La loi allonge également les périodes de détention préventive. En vertu du paragraphe 33, les individus peuvent désormais être détenus jusqu’à cinq jours, voire sept jours dans les affaires liées au terrorisme.

Les législateurs ont discuté de cette disposition dans le cadre des manifestations du groupe environnementaliste « Last Generation », dont les actions de résistance civile ont donné lieu à des détentions répétées.

Le groupe NoASOG a dénoncé cette loi comme une attaque contre la société civile, tandis que la Société pour les droits civils (GFF) a annoncé son intention de préparer un recours constitutionnel.

La commissaire à la protection des données de Berlin, Meike Kamp, avait déjà averti que l’approbation du cheval de Troie d’État équivalait à « une attaque frontale contre la sécurité informatique de tous les citoyens ». Elle a déclaré que le cadre général créait « une densité de surveillance hautement contestable sur le plan constitutionnel ».

Berlin rejoint désormais la liste des États allemands qui ont élargi les pouvoirs de la police ces dernières années, mais la portée de cette législation est particulière. Elle associe l’entrée physique dans les domiciles, l’interception numérique et l’analyse par intelligence artificielle dans un même cadre juridique, réduisant ainsi les barrières entre le maintien de l’ordre et la vie privée.

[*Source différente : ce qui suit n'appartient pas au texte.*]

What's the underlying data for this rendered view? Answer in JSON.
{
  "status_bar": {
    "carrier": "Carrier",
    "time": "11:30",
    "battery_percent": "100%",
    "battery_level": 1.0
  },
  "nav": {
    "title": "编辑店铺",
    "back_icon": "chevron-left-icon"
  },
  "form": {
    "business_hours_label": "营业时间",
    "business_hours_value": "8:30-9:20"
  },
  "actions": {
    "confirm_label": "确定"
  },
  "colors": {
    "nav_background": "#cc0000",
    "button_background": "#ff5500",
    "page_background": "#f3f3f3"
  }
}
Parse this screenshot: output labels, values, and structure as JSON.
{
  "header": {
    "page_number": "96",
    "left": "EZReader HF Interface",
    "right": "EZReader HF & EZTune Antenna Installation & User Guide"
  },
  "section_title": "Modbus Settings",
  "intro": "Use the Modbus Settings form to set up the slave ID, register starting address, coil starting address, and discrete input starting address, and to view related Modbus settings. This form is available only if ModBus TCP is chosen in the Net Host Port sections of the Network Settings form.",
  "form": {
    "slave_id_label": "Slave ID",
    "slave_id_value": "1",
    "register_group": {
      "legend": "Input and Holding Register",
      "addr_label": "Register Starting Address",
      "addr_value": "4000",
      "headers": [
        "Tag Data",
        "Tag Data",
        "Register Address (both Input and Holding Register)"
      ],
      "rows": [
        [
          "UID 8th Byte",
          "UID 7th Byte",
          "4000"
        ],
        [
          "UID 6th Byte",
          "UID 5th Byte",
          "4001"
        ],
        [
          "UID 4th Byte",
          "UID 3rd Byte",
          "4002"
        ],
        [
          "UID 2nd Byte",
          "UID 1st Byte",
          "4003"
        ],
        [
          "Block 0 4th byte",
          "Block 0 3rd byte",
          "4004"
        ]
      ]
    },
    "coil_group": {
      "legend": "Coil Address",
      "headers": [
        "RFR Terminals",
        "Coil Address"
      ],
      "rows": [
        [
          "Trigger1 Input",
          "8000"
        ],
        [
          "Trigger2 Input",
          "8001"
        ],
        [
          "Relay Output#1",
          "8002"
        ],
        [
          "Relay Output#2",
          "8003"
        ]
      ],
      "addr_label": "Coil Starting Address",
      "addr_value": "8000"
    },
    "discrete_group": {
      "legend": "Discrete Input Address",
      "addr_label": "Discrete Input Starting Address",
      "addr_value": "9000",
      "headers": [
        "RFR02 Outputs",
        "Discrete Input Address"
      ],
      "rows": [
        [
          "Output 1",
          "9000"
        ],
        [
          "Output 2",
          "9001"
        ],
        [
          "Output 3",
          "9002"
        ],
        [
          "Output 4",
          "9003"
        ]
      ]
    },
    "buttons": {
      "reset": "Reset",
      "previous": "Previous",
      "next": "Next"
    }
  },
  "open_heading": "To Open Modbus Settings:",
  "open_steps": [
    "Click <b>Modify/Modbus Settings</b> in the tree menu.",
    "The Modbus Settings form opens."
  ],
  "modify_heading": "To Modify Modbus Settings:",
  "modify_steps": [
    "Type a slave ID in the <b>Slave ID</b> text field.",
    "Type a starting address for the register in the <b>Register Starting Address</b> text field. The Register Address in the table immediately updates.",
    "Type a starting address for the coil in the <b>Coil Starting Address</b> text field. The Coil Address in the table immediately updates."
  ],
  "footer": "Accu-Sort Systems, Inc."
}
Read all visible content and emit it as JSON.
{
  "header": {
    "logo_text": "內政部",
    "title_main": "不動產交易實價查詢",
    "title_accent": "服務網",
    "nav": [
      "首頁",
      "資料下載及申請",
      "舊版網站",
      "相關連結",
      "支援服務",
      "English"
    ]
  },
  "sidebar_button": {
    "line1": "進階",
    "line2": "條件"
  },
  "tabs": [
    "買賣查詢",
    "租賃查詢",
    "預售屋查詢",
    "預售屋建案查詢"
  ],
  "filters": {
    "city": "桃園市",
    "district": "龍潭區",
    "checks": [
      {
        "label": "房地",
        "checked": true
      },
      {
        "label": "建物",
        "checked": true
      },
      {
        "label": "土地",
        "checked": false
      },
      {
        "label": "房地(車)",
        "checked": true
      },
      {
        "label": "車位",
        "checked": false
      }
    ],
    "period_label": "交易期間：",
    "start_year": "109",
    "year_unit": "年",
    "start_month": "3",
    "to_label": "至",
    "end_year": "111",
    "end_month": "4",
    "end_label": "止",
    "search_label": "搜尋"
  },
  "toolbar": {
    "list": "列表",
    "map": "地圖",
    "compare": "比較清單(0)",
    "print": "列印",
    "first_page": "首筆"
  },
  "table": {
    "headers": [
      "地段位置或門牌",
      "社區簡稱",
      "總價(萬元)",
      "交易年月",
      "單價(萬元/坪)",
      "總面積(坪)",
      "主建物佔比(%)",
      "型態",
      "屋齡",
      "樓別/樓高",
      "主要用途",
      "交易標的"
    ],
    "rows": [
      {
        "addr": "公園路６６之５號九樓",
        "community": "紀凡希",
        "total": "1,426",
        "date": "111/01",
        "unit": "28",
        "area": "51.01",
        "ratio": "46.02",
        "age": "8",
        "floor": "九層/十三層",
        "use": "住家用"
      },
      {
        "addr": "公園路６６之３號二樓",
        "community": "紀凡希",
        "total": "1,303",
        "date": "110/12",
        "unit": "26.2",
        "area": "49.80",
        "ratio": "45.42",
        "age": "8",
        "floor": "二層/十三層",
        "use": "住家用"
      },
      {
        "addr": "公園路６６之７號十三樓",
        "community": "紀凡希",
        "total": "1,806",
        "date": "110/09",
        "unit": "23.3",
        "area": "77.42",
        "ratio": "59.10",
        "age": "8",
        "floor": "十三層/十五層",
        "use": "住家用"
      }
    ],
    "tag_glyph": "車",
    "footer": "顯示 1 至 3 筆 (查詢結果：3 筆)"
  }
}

L’étendue des nouveaux pouvoirs accordés à la police fait pencher la balance de manière décisive en faveur du contrôle étatique des informations personnelles.

Berlin est une ville autrefois connue pour ses traditions fortes en matière de protection de la vie privée, et la réforme de l’ASOG marque un tournant décisif. Sa capacité à résister à un contrôle constitutionnel déterminera jusqu’où l’engagement de l’Allemagne en faveur de la vie privée des individus peut être mis à mal au nom de la sécurité.